Tevreden was men dus niet over de schoolmeester van Westwoud. Jan de Boer kreeg nog veel meer beschuldigingen te verduren.
Koster en Schoolmeester
In 1694 kwam er een baan vrij voor koster en schoolmeester in Westwoud. Jan de Boer uit Schoorl kreeg deze baan. Maar twee jaar later, op 5 september 1696, werden er twee akten opgemaakt door notaris Jacob Schagen over het functioneren van de nieuwe onderwijzer. Uit deze akten blijkt dat de bewoners niet zo blij waren met Jan.
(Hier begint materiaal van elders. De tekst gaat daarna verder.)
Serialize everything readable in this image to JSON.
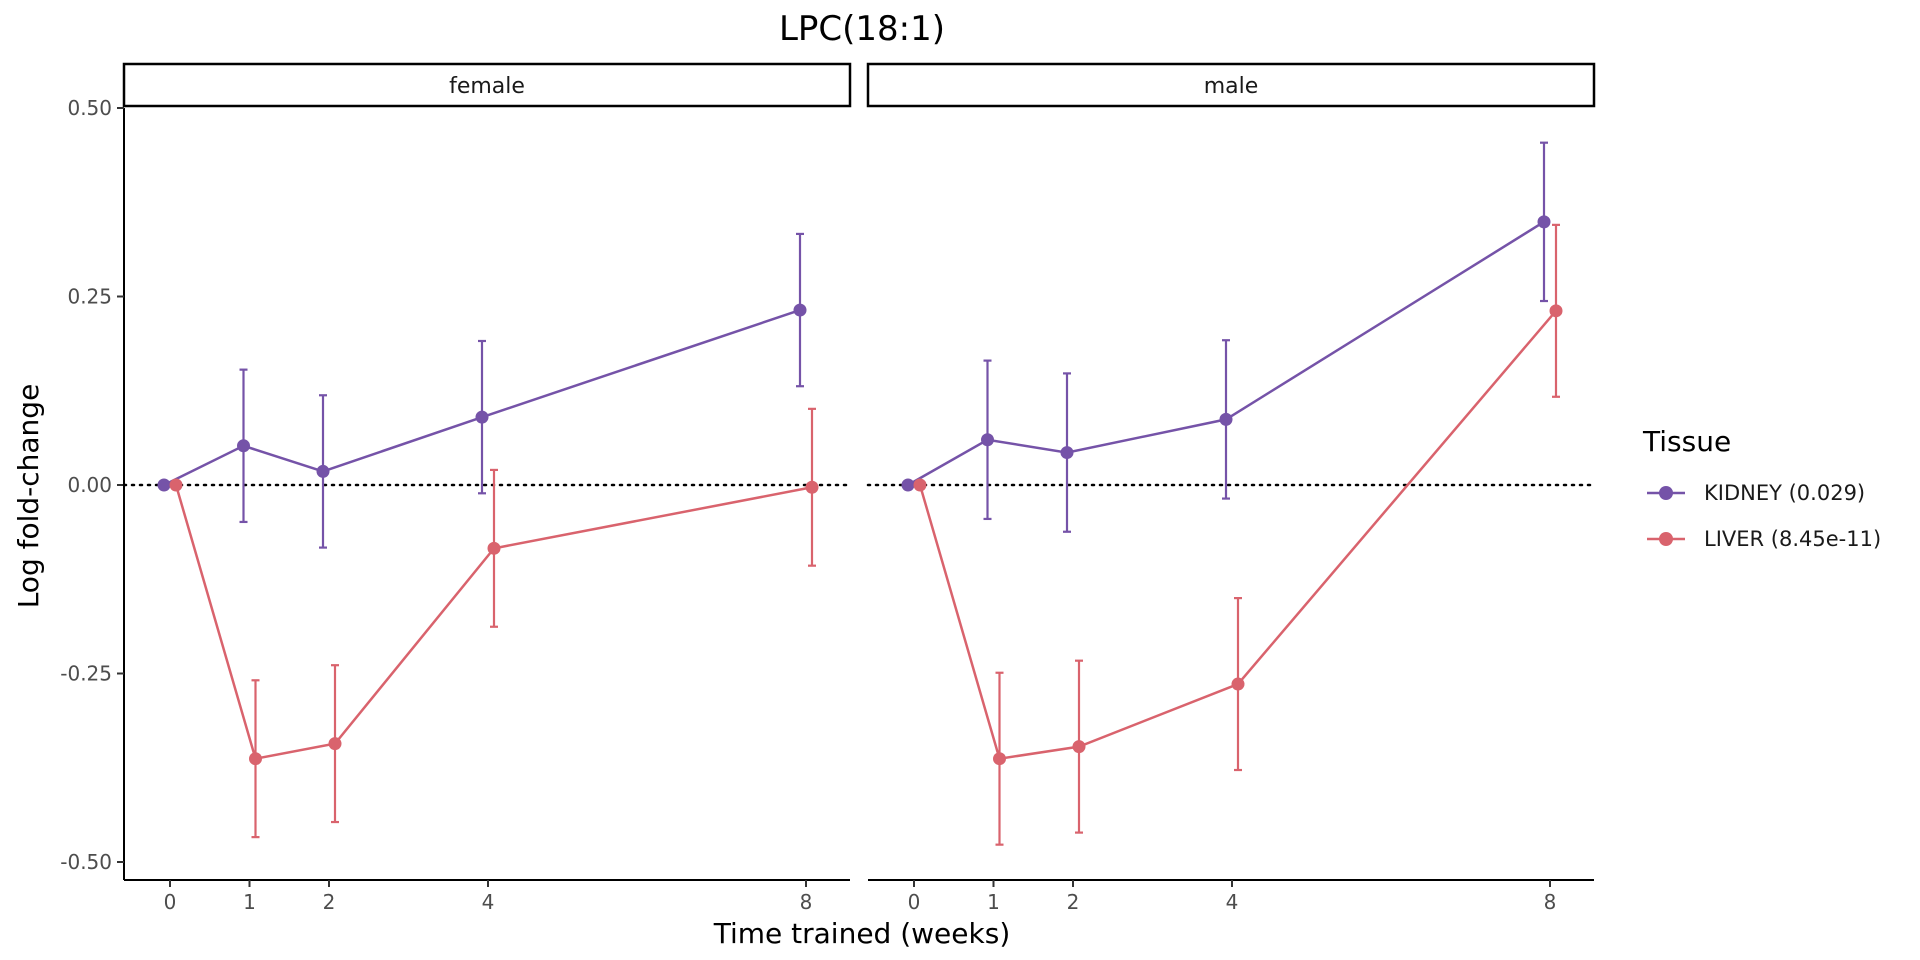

De bewoners vertelden in de akten dat Jan geen goede schoolmeester was: ‘ende dat denselven in zijn schooldienst sig soodanig gedraagt, dat haar kinderen niets bij hem leeren, houdende geen de minste ordre in zijn school, ja selfs ’t school op de behoorlijke tijt niet openende, sulcx de kinderen niet in ’t school kunnen komen, maar voor de poort moeten blijven staan’. Verder misdroeg Jan zich in het bijzijn van de kinderen:‘plegende selfs in ’t school in presentie der kinderen veelderhande onordentelijkheden, met te speelen op tiktak en ganse-bord, brandewijn drincken ende anders, mitsgaders buytenshuys, met kaatsen, bal-slaan, koekhaeken ende andere diergelijke exercitiën’. Dit werd bevestigd door ander getuigen. Zij vertelden dat Jan regelmatig in de nabijgelegen dorpen en in Westwoud zelf ‘te kaatsen, balslaan, koekhaeken ende snijden’ ging. Verder speelde Jan ‘met zijn clercquen op tiktakbord ende gansebord in ’t school te speelen, brandewijn buyten, selfs in ’t school te drincken ende diergelijke quade exercitiën te plegen’. Ook verklaarde een aantal inwoners van Westwoud dat Jan ‘bij seker vrouwspersoon is te bedde bevonden’. Dit ontkende Jan echter ‘halsterrig’.
niet aanwezig
Door deze activiteiten besteedde Jan blijkbaar weinig aandacht aan zijn taken als schoolmeester. Hij was soms zelfs niet aanwezig in de school. Een andere getuige verklaarde dat hij eens in de school ging kijken bij zijn kinderen, ‘dog dat hij attestant de kinderen sonder meester in ’t school bevond’. Het lesgeven liet hij soms zelfs aan zijn leerlingen zelf over: ‘dan door de eene, dan door de andere van de schooljongens ’t school latende waarnemen’. En als Jan wel les gaf liet hij de kinderen zingen uit ‘onstigtelijke boeken’.
Jan werd ook aangesproken op zijn gedrag. Een van de getuigen had eens aan Jan gevraagd ‘of het niet goet was dat hij (…) wat beter op zijn school paste’. Hierop antwoordde Jan: ‘willde hij zijn meijsje niet school sturen hij mogt het laten ’t was hem om dat dubbeltje voor maantgelt niet te doen’.
ergernis
Dit gedrag van Jan wekte de ergernis op van de lidmaten van de kerk. Jan mocht daarom niet meer bij het Avondmaal aanwezig zijn. Maar het leek niet te helpen. In september 1698 werd er weer een akte opgesteld over het functioneren van Jan de Boer. Eigenlijk staan hierin weer dezelfde beschuldigingen als in de voorgaande akten. Jan gaf geen les en ging liever kaatsen. Een oud-leerling van Jan de Boer vertelde dat de meester ‘dik ende menigmalen niet eens (…) in ’t school quam, maar alleen in de binnenhaart van ’t huys bleef sitten, sonder eens naar de leerlingen om te sien, jae selfs soodanig dat de voornoemde schoolmeester tegen de (…) kinderen seyde, dat hij haar niet wilde onderregten, ofschoon er tegen denselven gesegt wierde, dat hij er zijn gelt voor hadde’.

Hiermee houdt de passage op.